2,000 Ping Pong Balls in Zero G, And Not a Paddle in Sight
Here's something you don't see every day: 2,000 ping pong balls and 30 middle-school teachers floating around in zero gravity.
This weightless snapshot was taken in the skies above Cincinnati/Northern Kentucky International Airport, to capture a moment when teachers were demonstrating Newton's laws of motion for their students. [Photo: 2000 ping pong balls in zero gravity.]
The recent zero gravity jaunt was part the Weightless Flights of Discovery program, an effort to engage middle-school students in science and math.

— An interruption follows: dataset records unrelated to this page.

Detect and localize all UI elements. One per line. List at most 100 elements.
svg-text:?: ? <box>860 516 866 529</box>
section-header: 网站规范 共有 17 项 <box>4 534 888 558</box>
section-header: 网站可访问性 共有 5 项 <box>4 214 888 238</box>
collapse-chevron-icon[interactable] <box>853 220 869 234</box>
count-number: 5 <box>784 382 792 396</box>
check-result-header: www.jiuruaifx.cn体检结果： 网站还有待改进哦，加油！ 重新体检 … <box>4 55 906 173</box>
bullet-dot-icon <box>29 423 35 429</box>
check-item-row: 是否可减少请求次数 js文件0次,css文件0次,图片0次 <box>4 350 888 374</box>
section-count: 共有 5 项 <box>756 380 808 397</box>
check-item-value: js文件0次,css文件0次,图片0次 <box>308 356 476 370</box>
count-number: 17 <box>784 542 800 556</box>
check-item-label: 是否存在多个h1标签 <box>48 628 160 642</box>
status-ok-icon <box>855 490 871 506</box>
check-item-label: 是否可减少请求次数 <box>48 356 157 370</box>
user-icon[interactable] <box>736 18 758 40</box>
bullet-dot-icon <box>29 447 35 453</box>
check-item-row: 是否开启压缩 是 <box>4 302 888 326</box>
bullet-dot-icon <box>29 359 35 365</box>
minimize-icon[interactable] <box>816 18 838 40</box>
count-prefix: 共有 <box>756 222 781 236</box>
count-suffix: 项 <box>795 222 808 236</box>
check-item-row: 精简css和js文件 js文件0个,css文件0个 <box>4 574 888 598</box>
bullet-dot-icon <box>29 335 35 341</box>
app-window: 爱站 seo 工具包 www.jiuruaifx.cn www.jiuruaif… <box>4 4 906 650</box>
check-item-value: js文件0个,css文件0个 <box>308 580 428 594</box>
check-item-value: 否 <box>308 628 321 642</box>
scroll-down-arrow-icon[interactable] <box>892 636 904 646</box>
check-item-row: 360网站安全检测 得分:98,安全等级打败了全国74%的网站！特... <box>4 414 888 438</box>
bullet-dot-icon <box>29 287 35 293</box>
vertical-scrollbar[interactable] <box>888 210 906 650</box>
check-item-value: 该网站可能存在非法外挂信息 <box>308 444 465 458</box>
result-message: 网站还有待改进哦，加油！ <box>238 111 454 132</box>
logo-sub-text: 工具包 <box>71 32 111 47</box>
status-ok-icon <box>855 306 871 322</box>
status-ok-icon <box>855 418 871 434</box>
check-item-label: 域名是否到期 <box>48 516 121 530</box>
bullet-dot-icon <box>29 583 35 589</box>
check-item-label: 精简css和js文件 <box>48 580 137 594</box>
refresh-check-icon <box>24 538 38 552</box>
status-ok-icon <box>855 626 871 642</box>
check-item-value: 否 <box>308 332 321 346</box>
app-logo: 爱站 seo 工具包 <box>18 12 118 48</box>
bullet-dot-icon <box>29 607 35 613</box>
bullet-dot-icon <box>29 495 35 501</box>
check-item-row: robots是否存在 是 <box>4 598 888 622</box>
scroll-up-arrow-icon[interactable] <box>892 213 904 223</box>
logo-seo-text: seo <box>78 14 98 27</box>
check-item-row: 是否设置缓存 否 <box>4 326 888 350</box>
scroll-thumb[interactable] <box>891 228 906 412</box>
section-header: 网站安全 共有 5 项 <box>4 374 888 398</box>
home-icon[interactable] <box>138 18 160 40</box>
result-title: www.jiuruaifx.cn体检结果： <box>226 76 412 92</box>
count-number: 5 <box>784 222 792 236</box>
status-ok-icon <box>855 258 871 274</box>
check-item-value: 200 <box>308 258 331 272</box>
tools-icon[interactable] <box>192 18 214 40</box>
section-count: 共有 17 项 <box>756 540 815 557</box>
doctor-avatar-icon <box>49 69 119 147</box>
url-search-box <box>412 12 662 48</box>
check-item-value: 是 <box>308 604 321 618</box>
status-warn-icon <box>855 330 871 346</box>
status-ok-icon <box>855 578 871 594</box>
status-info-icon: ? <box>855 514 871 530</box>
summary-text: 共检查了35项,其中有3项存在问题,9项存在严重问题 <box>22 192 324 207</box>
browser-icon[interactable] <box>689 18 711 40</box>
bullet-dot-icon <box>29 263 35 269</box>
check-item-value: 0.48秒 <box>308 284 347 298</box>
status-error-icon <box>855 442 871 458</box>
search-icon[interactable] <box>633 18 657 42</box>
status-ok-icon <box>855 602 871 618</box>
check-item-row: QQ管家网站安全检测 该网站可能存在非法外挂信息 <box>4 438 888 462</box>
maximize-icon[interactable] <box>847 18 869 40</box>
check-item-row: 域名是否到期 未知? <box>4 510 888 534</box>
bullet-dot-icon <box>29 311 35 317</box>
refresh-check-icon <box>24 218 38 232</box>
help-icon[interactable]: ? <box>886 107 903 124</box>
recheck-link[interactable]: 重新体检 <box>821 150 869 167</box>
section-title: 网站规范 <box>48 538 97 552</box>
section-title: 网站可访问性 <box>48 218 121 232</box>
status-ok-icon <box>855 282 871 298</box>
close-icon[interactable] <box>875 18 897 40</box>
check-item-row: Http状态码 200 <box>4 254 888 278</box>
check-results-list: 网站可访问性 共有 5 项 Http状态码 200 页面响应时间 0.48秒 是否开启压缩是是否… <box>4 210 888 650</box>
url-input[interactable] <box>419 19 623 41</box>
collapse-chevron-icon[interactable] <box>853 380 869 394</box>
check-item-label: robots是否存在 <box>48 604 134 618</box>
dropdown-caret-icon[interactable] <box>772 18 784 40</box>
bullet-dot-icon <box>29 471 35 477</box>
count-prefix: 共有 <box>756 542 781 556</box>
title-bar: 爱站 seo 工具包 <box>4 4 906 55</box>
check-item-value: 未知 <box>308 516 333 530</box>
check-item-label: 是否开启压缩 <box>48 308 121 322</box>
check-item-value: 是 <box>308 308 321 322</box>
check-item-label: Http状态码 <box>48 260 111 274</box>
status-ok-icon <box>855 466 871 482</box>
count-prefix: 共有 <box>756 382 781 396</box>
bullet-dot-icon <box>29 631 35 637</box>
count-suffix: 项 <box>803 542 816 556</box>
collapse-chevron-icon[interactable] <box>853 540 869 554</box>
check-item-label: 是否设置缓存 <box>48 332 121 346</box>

Weightless Flights, in its fifth year, is led by aerospace and defense firm Northrop Grumman.
The teachers and ping pong balls achieved weightlessness aboard a specially modified Boeing 727 operated by the Zero Gravity Corporation. After reaching a cruising altitude of 24,000 feet (7,273 meters), the jet flies in a parabolic motion. It climbs at a 45-degree angle to 34,000 feet (10,303 meters), then levels off, flying in a gentle arc for 20 to 30 seconds.
During this part of the flight, the centrifugal force exerted on the plane and its passengers cancels out the force of gravity, and ping pong balls are free to float. Then the plane dives to the parabola's trough, where it can begin another climb, starting the process over again.
Typical Zero Gravity outings complete 12 to 15 parabolas during a flight, according to the company's website, delivering up to 8 minutes of weightlessness during a 1- or 2-hour flight.
After their Sept. 14 trip, teachers planned to return to their classrooms to discuss their experience ? and Newton's laws ? with their students. The kids may be jealous they didn't get a taste of zero gravity for themselves, but at least they didn't have to help clean up all those ping pong balls.